The conclusion is irresistible that the attraction of Gilbert-Sullivan opera is not sufficient to overcome my inertia. The reason is not jar to seek. Mr. Gilbert’s paradoxical wit, astonishing to the ordinary Englishman, is nothing to me. Nature has cursed me with a facility for the same trick; and I could paradox Mr. Gilbert’s head off were I not convinced that such trifling is morally unjustifiable. As to Sir Arthur’s scores, they form an easy introduction to dramatic music and picturesque or topical orchestration for perfect novices; but as I had learned it all from Meyerbeer . . . and was pretty well tired of Offenbach before Trial By Jury was born, there was no musical novelty in the affair for me.
In 1883 and 1889, Londoners read such music reviews (feuilletons to the journalists of the day) in Thomas Power (“Tay Pay”) O’Connor’s evening Star. Often infuriating because the glib reviewer seemed to know everything and to assume that his readers knew nothing, the articles were signed “Corno di Bassetto” (basset horn— an old wind instrument now superseded by the clarinet).
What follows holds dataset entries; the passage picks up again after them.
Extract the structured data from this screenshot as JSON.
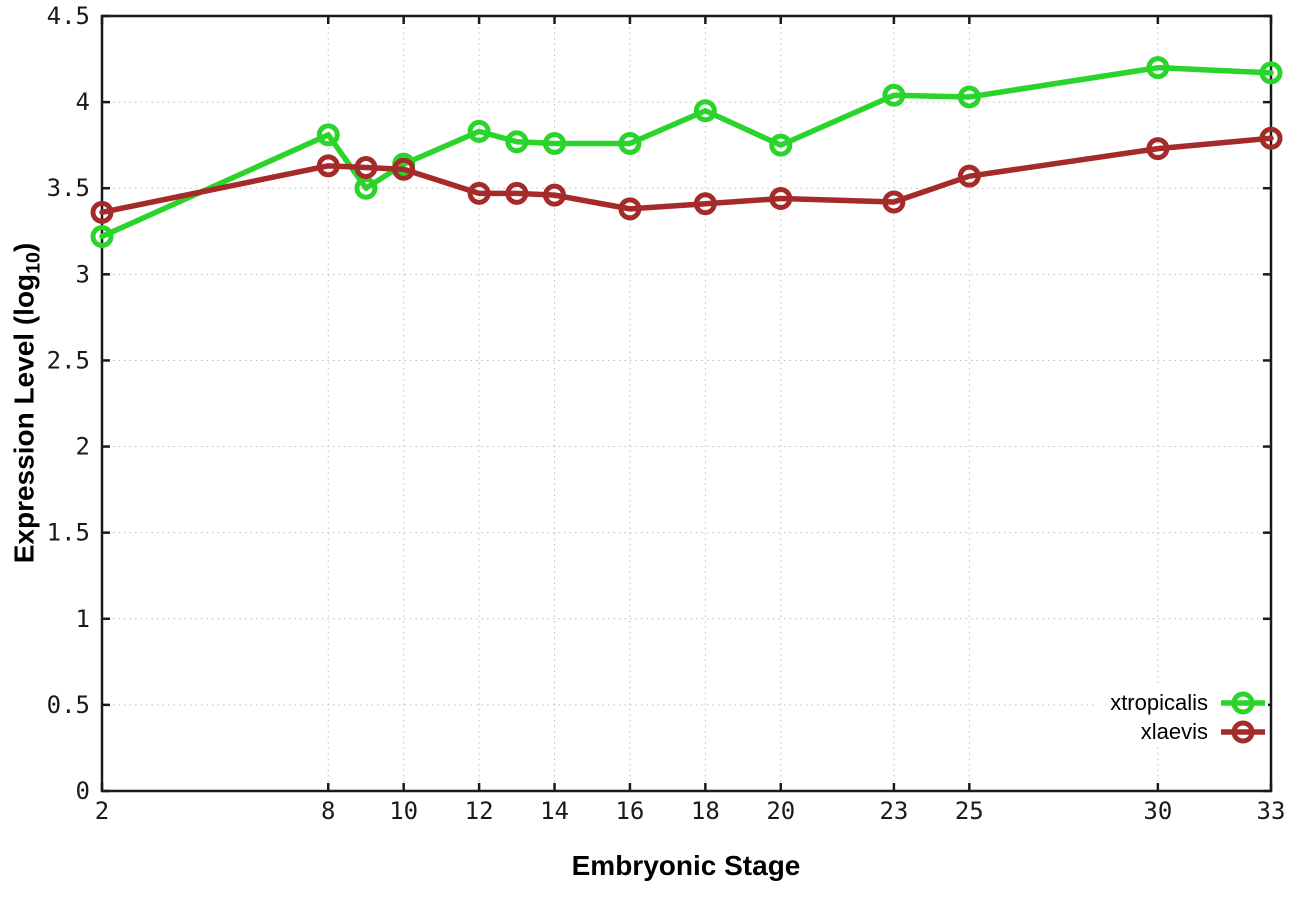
{
  "figure": {
    "background": "#ffffff",
    "xlabel": "Embryonic Stage",
    "ylabel_main": "Expression Level (log",
    "ylabel_sub": "10",
    "ylabel_close": ")"
  },
  "chart_data": {
    "type": "line",
    "title": "",
    "xlabel": "Embryonic Stage",
    "ylabel": "Expression Level (log10)",
    "x": [
      2,
      8,
      9,
      10,
      12,
      13,
      14,
      16,
      18,
      20,
      23,
      25,
      30,
      33
    ],
    "series": [
      {
        "name": "xtropicalis",
        "color": "#2bd42b",
        "values": [
          3.22,
          3.81,
          3.5,
          3.64,
          3.83,
          3.77,
          3.76,
          3.76,
          3.95,
          3.75,
          4.04,
          4.03,
          4.2,
          4.17
        ]
      },
      {
        "name": "xlaevis",
        "color": "#a52a2a",
        "values": [
          3.36,
          3.63,
          3.62,
          3.61,
          3.47,
          3.47,
          3.46,
          3.38,
          3.41,
          3.44,
          3.42,
          3.57,
          3.73,
          3.79
        ]
      }
    ],
    "xlim": [
      2,
      33
    ],
    "ylim": [
      0,
      4.5
    ],
    "xtick_labels": [
      "2",
      "8",
      "10",
      "12",
      "14",
      "16",
      "18",
      "20",
      "23",
      "25",
      "30",
      "33"
    ],
    "xtick_values": [
      2,
      8,
      10,
      12,
      14,
      16,
      18,
      20,
      23,
      25,
      30,
      33
    ],
    "ytick_labels": [
      "0",
      "0.5",
      "1",
      "1.5",
      "2",
      "2.5",
      "3",
      "3.5",
      "4",
      "4.5"
    ],
    "ytick_values": [
      0,
      0.5,
      1,
      1.5,
      2,
      2.5,
      3,
      3.5,
      4,
      4.5
    ],
    "grid": true,
    "grid_style": "dotted",
    "marker": "open-circle",
    "legend_position": "bottom-right-inside",
    "grid_color": "#bdbdbd",
    "border_color": "#1a1a1a",
    "tick_label_color": "#1a1a1a"
  }
}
This week, publication of the collected Corno di Bassetto’s Star pieces† reminded old (81) George Bernard Shaw’s loyal public that he had served his hitch with the musical dead watch long, long ago.
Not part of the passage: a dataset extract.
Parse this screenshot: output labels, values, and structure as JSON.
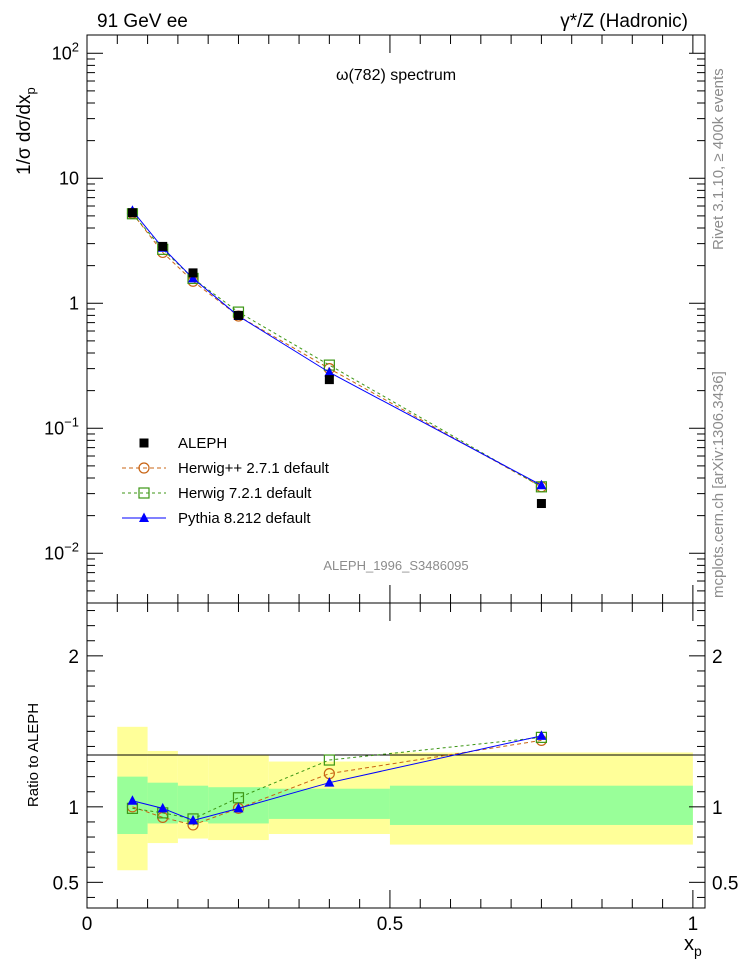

Shaw boasts that he got his Star post “because I believed I could make musical criticism readable even by the deaf.” As Corno di Bassetto he succeeded partly by being flip, partly by avoiding, to the scandalized amusement of his colleagues, the technical aspect of music. Nevertheless, Shaw had a sound background. With the aid of his mother and a singing teacher who had moved into their Dublin house, he had developed a skilled but “uninteresting” baritone voice, had learned the piano and mastered in great detail a tremendous lot of musical scores, mostly the operas of Meyerbeer and Verdi.
The musical life of London in 1888 had more Maggie Moores, Mile. Colombatis and Mme Belle Coles, forgotten today, than Pattis, Nordicas, Richters. Corno di Bassetto, busy with political agitating, missed a new Dvorak symphony and a concert by Harold Bauer (who played the violin for the first ten years of his career before becoming a pianist). Shaw on Patti: There has not yet been witnessed a dramatic situation so tragic that Madame Patti would not get up in the middle of it to bow and smile if somebody accidentally sprung his opera hat. She is simply a marvelous Christy Minstrel, and when you have heard her sing Within a Mile in the Albert Hall, so perfectly that not a syllable or whisper of it is lost, you have heard the best she can do.
Superseded today by other wind instruments, Corno di Bassetto seems not displeased with his efforts of 1888, although he claims he has not bothered to reread them. In an addendum to one article he offers just one apology for his 19th Century animadversions—for what he wrote about a Brahms piano concerto: “[His] music is at bottom only a prodigiously elaborated compound of incoherent reminiscences, and it is quite possible for a young lady with one of those wonderful ‘techniques’ which are freely manufactured at Leipzig and other places, to struggle with his music for an hour at a stretch without giving such an insight to her higher powers as half a dozen bars of a sonata by Mozart.”
†London Music 1888-1889-Dodd, mead $2,500.